[PAST EVENT] Tao Zhang, Computer Science - Oral Preliminary Exam Schedule
Modern microprocessors rely on branch prediction and speculative execution to achieve a high speed of high levels of instruction supply. Instead of issuing stalls and waiting for the branch target to be resolved, the CPU consults branch predictors for a possible destination and performs speculative execution. These microarchitecture design techniques can improve the utilization of instruction pipelines and out-of-order execution. However, the security implications of mispredictions and speculations have not drawn attention until recently. In early 2018, Spectre attacks negated the confidentiality and isolations in both software and hardware levels. This vulnerability stems from the side effects of the aforementioned performance enhancements. Namely, by manipulating branch predictors for an incorrect prediction, speculative execution can bypass bound checks or take place on arbitrary memory space. As a result, exploits can access the victim's secret during speculative execution and then exfiltrate the information over various microarchitectural covert channels.
Spectre, alongside its variants, presented an enormous security threat that is hard to mitigate fully, and existing defenses impose big performance overheads. In this dissertation, we address the threat from two perspectives. We first improve the understanding of exploitable hardware primitives with new transient trojan attacks. Next, we propose secure microarchitecture designs without compromising performance.

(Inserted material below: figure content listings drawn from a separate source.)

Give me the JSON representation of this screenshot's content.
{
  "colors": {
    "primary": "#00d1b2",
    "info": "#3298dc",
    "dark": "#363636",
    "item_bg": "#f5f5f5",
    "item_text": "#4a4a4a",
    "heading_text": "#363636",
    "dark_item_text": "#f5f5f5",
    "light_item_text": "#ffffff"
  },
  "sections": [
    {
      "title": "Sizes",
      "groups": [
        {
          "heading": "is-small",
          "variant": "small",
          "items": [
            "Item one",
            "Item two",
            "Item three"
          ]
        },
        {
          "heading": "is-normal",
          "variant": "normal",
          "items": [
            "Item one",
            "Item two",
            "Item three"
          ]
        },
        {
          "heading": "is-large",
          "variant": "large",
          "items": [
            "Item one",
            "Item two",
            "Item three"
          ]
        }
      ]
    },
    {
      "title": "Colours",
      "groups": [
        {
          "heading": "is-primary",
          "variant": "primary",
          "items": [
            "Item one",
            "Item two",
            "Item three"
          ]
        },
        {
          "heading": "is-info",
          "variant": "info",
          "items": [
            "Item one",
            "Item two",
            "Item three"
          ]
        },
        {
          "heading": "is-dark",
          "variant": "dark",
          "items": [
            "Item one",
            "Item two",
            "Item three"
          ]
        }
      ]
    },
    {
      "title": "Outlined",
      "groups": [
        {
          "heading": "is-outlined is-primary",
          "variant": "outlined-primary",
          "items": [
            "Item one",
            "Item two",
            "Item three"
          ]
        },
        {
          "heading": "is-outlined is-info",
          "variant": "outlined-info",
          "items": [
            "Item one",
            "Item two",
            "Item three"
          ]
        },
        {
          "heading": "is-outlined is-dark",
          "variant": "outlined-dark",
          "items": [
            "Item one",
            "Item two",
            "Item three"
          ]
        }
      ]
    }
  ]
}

We first argue against the widely spread perception that the triggers and effects of transient execution attacks are fully understood, and recommended protections leave no room for any attack to occur. We present transient trojans, software modules that conceal their malicious activity within transient execution mode. They appear entirely benign, pass static and dynamic analysis checks, but reveal sensitive data when triggered. To construct these trojans, we perform a detailed analysis of the attack surface currently present in today's systems with respect to the recommended mitigation techniques. We reverse engineer branch predictors in several recent x86_64 processors to uncover previously unknown exploitation techniques. Using these techniques, we construct three types of transient trojans and demonstrate their stealthiness and practicality. Next, we present the secret token branch predictor unit (STBPU), a secure BPU design to defend against collision-based speculative execution attacks and BPU side channels whilst incurring little to no performance overhead. Recent attacks point out that many randomization-based cache designs are flawed and cannot prevent efficient eviction set constructions or leak information across epochs. Besides, due to the pivotal role on the critical paths, modern BPU has hierarchical structures that are not suitable for complex hash algorithms; changing branch prediction mechanisms could affect prediction accuracy. STBPU resolves the above challenges by customizing inside data representations for each software entity requiring isolation. Furthermore, STBPU monitors related hardware events and preemptively changes how BPU data is stored and interpreted. The future work aims to address in-place speculative execution attacks. Specifically, we conduct branch data dependency analysis and observe potentials to achieve early-stage branch resolution on applicable conditional and indirect branches. This design can achieve better security-performance trade-offs by limiting heavy protections to the unresolved branches.
Tao Zhang is a Ph.D. candidate in the Computer Science Department at William & Mary, under the supervision of Prof. Dmitry Evtyushkin. His research focuses on microarchitecture security, side and covert channels, and secure hardware design. Previously, he received his B.Eng. degree from North China University of Technology in 2012 and his M.S. degree from Central Michigan University in 2014.